Catherine and Leo Lum, walking up a structure to look over the valley. They have a vision of creating a retirement village here. 
Here is where we stopped in a village of have a very satisfying traditional country meal. 
View of the Great Wall, where I joined in a celebration dinner after the polo match. 
While on the train back from Yanqing with Liu Jianqiang and his son, Legend, I asked them about places that would recommend as I did not have a complete itinerary.  Jianquiang graciously contacted his travel agent on his cell, and booked a flight from Beijing to Xi'an, where I stayed for 3 days, and then to Kunming and up to Shangri la in the foothills of the Himalaya Mts.
 Xinping is a man I met on line, who was working at a bank, and suggested places to visit.  I choose this restaurant that he fresh fish from Northern China....Here he his smiling at the meal.

While we ordered our food, a tour guide, Daphne from the Netherlands happened in and the staff invited them to talk with me, as I speak German and English, and she did as well.  Fun to be open and spontaneous here in this Xi'an Cafe near the south part of the Old Wall, inside. 
 The ticket I purchased to get onto the old city wall.

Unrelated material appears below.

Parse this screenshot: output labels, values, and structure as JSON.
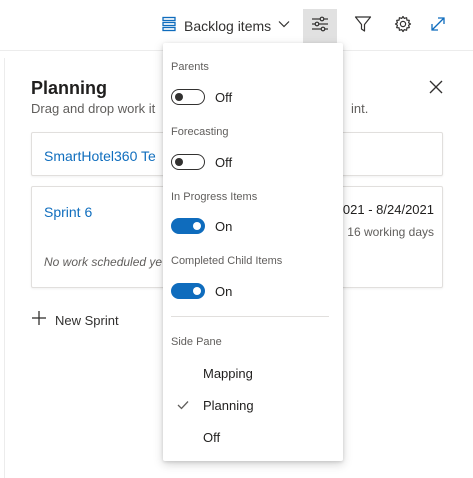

I then rented a bike (not really for me size) and rode the 45 minute ride on the wall early in the morning before I took the bus to the airport down to Kunming.
 One of the views from the wall overlooking Xi'an City while I rode a rental bike early in the morning.
 And I sign that helped me duck as I walked to the Bell tower from the Drum tower. 
Market place near the old Mosque said to be the beginning place in China for the Silk Road. 



I took a taxi out to the site of the Excavation of the Terra Cotta Soldiers and then the bus back to town.  Xinping wrote down a list in Chinese, so each taxi driver would know my next stop!  


 This is the temple I noticed when walking the stone paths in this small town, once called Zhongdian, later the tourist name of Shangrila. :-)  (over 9000 ft elevation...
 Leaving Kunming for Hong Kong on Dragon Airways, my last flight in China.
My friend Greg in Beijing lined me up to meet Xiujuan, an engineer who was living near the airport in Kunming. She brought in some of her homemade dumplings (, jiǎo zi )
to share at the airport.  She later moved to the Twin Cities to marry a man named Woody. She came over to my apartment and taught me Mah Jong!